A new report from real estate data firm ATTOM says the few Hartford-area residents who are selling their homes have seen the biggest gain in raw profits among any of the nation’s major metro areas.
The median homeowner who sold in the third quarter in Greater Hartford saw profits from the sale 33 percent greater than the median homeowner who sold in the third quarter of 2022, the firm said.
Rochester, New York was the runner-up with a 24 percent increase in seller profits. Quarter-over-quarter, Buffalo, New York beat out all comers with a 22 percent rise in the raw median seller profit followed by New York City with a 15 percent jump.
Measured annually, the typical nationwide raw profit also was up, by 3.2 percent, from $125,875 in the third quarter of 2022. Profits on median-priced home sales nationwide, measured in raw dollars, increased from $123,716 in the second quarter of 2023 to $129,900 in the third quarter, a 5 percent gain.
“Prices and profits around the U.S. got another boost over the summer as the housing market continued recovering from last year’s setbacks,” ATTOM CEO Rob Barber said in a statement. “Things do remain uncertain heading into the market’s annual Fall slowdown, especially at a time when mortgage rates are rising again, home affordability is getting tougher and the potential for a recession hangs in the air.
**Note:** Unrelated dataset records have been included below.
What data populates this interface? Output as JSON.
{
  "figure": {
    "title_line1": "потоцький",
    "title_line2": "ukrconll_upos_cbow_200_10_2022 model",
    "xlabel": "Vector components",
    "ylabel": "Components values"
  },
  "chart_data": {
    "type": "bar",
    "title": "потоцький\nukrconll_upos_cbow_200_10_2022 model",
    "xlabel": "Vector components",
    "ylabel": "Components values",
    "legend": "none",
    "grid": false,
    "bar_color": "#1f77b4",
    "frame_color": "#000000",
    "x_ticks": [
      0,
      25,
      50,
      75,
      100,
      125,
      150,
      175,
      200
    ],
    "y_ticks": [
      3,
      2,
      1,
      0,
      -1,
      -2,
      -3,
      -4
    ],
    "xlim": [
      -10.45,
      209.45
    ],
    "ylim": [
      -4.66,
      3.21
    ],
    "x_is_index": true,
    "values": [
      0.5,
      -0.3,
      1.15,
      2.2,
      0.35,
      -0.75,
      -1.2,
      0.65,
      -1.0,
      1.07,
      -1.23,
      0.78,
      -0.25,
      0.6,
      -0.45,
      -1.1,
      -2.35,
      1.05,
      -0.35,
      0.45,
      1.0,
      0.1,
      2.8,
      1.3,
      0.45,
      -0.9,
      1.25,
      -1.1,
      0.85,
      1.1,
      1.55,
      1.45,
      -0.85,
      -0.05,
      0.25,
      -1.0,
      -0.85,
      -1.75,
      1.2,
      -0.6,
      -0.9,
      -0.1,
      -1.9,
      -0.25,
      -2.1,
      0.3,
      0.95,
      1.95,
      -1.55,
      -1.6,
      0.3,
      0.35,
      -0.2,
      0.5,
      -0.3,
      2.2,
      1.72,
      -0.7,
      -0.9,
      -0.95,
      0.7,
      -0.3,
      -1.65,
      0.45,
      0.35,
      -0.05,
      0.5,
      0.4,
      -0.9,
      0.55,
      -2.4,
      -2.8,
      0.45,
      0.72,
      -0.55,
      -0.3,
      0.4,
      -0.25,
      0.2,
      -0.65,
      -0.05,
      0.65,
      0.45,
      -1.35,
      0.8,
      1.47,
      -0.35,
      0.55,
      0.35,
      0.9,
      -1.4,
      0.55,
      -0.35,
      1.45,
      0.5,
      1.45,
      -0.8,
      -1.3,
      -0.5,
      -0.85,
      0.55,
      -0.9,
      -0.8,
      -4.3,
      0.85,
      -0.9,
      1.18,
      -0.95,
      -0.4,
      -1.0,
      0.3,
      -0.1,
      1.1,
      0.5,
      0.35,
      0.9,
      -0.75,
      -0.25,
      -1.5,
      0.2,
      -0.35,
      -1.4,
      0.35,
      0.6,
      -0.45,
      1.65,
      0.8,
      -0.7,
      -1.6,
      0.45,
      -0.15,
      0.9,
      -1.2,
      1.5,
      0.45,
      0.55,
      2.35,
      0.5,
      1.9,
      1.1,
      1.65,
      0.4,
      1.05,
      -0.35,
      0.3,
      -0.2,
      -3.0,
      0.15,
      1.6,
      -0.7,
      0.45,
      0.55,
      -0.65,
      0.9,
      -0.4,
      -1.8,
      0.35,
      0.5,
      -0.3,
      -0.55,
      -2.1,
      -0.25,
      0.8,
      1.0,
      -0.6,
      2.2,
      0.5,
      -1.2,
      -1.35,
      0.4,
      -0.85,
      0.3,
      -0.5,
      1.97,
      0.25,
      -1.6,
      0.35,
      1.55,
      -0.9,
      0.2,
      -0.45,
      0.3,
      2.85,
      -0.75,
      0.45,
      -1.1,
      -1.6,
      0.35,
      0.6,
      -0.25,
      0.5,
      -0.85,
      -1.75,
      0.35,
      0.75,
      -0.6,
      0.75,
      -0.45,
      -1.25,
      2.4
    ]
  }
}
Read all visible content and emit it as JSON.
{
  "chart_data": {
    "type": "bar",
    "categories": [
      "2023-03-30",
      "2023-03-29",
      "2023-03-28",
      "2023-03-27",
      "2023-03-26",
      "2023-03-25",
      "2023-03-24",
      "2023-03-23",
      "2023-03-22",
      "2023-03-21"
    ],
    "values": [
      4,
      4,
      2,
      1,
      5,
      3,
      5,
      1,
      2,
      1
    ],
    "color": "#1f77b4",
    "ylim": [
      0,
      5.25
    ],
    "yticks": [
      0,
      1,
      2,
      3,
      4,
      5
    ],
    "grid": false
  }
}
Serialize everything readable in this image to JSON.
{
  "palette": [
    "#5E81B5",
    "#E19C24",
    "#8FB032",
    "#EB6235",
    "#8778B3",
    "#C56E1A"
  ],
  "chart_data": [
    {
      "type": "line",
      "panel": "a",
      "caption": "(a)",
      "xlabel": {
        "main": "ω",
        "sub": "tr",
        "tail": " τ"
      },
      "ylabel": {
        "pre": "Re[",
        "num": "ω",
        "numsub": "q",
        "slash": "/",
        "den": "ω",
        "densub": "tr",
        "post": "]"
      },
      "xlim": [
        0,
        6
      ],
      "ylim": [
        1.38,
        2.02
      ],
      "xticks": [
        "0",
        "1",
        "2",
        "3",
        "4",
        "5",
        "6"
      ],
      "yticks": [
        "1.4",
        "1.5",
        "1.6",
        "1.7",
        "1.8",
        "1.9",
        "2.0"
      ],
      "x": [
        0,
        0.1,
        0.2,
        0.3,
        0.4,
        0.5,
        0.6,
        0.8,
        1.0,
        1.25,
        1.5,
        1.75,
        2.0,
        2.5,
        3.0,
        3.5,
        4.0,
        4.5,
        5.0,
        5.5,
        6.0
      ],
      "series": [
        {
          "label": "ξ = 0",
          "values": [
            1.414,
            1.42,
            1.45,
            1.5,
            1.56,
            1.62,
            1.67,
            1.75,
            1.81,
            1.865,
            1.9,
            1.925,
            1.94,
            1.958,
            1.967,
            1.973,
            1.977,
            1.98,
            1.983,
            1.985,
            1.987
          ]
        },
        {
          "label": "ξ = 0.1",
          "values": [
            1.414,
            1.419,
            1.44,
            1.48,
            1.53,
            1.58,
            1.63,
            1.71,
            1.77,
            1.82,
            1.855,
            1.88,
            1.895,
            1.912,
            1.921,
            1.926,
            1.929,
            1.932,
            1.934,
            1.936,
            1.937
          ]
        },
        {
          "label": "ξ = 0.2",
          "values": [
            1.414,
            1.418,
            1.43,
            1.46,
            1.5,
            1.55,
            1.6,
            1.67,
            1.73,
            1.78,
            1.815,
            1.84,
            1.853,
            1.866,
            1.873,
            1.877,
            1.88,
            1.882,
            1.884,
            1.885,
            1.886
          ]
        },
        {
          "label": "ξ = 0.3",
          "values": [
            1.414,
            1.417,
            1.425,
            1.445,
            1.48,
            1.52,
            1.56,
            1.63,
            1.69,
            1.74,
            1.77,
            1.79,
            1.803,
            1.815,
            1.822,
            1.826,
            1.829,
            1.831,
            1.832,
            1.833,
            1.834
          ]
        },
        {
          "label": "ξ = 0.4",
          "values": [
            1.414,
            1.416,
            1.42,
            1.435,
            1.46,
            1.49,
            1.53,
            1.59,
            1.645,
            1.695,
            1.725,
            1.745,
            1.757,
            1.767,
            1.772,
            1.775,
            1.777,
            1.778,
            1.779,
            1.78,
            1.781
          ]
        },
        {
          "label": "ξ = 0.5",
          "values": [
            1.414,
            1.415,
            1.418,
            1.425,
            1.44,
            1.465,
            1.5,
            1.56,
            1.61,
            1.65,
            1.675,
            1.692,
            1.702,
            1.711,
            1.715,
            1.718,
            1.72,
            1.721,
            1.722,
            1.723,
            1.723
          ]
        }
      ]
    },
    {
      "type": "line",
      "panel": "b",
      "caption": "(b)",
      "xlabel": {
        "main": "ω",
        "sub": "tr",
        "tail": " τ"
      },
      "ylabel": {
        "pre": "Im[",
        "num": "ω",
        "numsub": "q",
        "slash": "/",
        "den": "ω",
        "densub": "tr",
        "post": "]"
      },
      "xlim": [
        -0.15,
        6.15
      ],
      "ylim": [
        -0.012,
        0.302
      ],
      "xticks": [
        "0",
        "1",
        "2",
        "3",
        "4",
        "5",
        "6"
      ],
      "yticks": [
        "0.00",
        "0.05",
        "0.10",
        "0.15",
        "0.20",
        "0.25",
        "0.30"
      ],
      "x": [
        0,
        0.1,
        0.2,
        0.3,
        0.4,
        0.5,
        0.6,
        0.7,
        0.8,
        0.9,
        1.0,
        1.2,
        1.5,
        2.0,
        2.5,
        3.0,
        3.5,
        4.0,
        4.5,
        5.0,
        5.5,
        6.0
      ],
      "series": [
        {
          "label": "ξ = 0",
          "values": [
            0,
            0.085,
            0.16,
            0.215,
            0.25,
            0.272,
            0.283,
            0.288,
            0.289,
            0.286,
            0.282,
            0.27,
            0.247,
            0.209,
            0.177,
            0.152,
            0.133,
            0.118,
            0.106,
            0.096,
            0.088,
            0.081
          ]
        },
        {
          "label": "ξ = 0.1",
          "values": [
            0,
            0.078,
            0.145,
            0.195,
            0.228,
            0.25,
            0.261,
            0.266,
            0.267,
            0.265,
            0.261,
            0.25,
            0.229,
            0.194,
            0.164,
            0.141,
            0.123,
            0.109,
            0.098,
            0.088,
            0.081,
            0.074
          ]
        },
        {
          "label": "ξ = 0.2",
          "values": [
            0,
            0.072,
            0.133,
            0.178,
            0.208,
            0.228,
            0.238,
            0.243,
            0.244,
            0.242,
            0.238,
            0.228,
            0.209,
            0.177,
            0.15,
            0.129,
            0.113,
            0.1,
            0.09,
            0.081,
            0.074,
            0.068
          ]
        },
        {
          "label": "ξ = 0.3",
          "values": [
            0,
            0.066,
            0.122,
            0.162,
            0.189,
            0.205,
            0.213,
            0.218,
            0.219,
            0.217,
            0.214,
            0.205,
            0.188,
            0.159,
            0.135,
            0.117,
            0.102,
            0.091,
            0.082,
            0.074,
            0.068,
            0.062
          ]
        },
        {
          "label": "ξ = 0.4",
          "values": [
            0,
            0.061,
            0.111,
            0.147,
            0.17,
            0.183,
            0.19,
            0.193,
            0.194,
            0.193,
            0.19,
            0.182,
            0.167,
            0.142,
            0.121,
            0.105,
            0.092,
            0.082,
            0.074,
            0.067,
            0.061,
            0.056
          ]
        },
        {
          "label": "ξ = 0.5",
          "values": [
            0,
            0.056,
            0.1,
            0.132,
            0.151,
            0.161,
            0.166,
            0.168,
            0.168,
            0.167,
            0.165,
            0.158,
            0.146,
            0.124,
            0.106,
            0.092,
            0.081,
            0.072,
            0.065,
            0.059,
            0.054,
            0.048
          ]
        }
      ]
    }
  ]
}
But the latest gains fell in line with what we often see during the third quarter and showed that any predictions of an extended market fallback may have been premature.”
Another measurement of one trend driving the price increases, average homeowner tenure, showed two other Connecticut cities were leading the nation for how long homeowners were holding onto their properties.
Fairfield County and the Norwich/New London area clocked in with the second- and third-longest average homeowner tenures in the nation at 12.79 years and 12.59 years, respectively, following homeowners on Cape Cod in Massachusetts, who were staying in their homes an average of 13.84 years.